The deacetylation and resulting stimulation of the DNA repair factors WRN (78), TDG (63), APE1 (75), XPA (83), TIP60 (124), p53 (149,150), KU70 (41,171), HDAC1 (174) and NBS1 (179) by the class III lysine deacetylase SIRT1 show the importance of this NAD+ dependent histone deacetylase in the regulation of BER, NER, DNA damage signalling, NHEJ and HR (Table 2). Another NAD+ dependent histone deacetylase, namely SIRT6, deacetylates CtIP (181) and contributes to the recruitment of DNA-PKcs to DSBs (173) and the activation of PARP1 (71,99) and therefore plays a role in HR and NHEJ (71). BER, DNA damage signalling, NHEJ and HR are initiated, at least in part, by PARP1 as PARP1 binds to and is activated by SSBs (68), AP-sites (67) and DSBs (98). The process of PARylation, catalyzed by PARP1, consumes NAD+ and excessive levels of DNA damage will, therefore, prevent the stimulation of DNA repair by the NAD+ dependent histone deacetylases SIRT1 and 6. These findings points to the tempting speculation that PARP1, SIRT1 and SIRT6 regulate a switch between repairable DNA damage and cell death, as excessive DNA damage triggers a necroptotic form of cell death termed parthanatos (53).

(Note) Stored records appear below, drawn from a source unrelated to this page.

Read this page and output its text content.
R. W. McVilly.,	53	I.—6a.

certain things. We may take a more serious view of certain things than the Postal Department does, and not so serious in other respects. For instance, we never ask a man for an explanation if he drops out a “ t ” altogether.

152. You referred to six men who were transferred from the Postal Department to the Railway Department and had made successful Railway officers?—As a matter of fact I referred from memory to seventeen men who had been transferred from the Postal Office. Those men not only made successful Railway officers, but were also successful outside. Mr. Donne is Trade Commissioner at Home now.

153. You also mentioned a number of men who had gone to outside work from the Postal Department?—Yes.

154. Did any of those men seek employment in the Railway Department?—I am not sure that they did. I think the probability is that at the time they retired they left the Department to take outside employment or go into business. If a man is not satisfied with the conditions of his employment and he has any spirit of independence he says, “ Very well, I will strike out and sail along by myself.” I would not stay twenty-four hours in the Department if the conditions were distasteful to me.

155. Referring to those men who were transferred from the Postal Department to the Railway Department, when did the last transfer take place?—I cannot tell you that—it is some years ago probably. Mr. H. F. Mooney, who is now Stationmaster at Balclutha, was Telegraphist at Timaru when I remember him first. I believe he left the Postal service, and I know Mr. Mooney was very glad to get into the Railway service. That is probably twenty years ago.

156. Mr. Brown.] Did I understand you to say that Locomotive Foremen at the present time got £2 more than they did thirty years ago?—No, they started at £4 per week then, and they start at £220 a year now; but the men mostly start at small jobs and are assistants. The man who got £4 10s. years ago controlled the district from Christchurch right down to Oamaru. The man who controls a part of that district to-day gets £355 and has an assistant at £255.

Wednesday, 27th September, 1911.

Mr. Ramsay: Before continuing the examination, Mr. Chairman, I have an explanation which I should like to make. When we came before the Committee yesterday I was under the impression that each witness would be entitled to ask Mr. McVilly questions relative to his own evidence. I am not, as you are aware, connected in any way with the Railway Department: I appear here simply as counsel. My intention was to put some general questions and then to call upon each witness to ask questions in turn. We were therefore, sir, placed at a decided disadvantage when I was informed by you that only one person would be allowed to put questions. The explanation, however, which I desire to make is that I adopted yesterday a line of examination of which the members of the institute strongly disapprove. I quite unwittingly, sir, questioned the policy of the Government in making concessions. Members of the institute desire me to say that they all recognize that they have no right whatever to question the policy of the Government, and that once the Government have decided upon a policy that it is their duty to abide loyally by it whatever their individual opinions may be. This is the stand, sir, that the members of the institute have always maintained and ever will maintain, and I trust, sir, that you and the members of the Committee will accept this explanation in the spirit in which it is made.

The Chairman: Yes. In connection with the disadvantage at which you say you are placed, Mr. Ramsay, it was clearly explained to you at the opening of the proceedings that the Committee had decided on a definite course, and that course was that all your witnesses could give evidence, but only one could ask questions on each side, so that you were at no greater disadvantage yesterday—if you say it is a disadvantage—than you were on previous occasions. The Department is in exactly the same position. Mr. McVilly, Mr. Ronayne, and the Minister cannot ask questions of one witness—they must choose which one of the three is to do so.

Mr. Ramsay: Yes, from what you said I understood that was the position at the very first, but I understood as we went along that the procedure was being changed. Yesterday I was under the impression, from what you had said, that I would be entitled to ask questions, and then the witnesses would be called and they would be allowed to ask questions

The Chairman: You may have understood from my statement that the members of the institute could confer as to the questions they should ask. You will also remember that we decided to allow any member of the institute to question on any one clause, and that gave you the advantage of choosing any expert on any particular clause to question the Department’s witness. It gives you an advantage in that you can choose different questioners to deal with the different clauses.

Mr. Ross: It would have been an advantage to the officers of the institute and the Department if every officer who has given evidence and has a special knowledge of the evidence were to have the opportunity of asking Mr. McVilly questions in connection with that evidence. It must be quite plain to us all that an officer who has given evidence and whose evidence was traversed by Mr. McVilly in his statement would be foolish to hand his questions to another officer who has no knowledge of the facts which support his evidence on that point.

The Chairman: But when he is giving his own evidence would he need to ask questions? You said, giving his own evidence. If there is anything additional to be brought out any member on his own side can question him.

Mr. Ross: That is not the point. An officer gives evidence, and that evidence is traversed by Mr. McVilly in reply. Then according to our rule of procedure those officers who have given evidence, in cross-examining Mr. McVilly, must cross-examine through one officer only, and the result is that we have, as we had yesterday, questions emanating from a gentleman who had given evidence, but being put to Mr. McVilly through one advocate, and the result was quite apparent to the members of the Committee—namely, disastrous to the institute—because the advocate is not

The questions of how inhibition of histone deacetylases cause the transcriptional repression of the DNA repair genes BRCA1 (40,45), KU70 (39,46), KU80 (39,46,47), DNA-PKcs (39,46), RAD50 (180), MRE11 (180), RAD51 (16,40,47), FANCD2 (16), CHK1 (40), FANCD2 (16,84) or whether the underlying mechanism for this gene regulation is cancer specific remains unresolved.

SUMMARY

It is clear that HDACs and SIRTs are involved in almost every aspect of DNA repair. This ranges from the detection of, and signalling from, DNA lesions to the removal or reversal of the damage. HDACs and/or SIRTs regulate the expression, the activation and the degradation of key factors involved in DNA damage signalling, excision repair, strand break annealing and DNA replication block bypass pathways, while the interplay between SIRTs, PARP1 and NAD+ hints at a mechanism whereby a cell can differentiate between repairable and unrepairable damage. Targeting these lysine deacetylases during cancer therapy should, therefore, be ideal for sensitizing cancer cells to genotoxin based chemotherapeutics.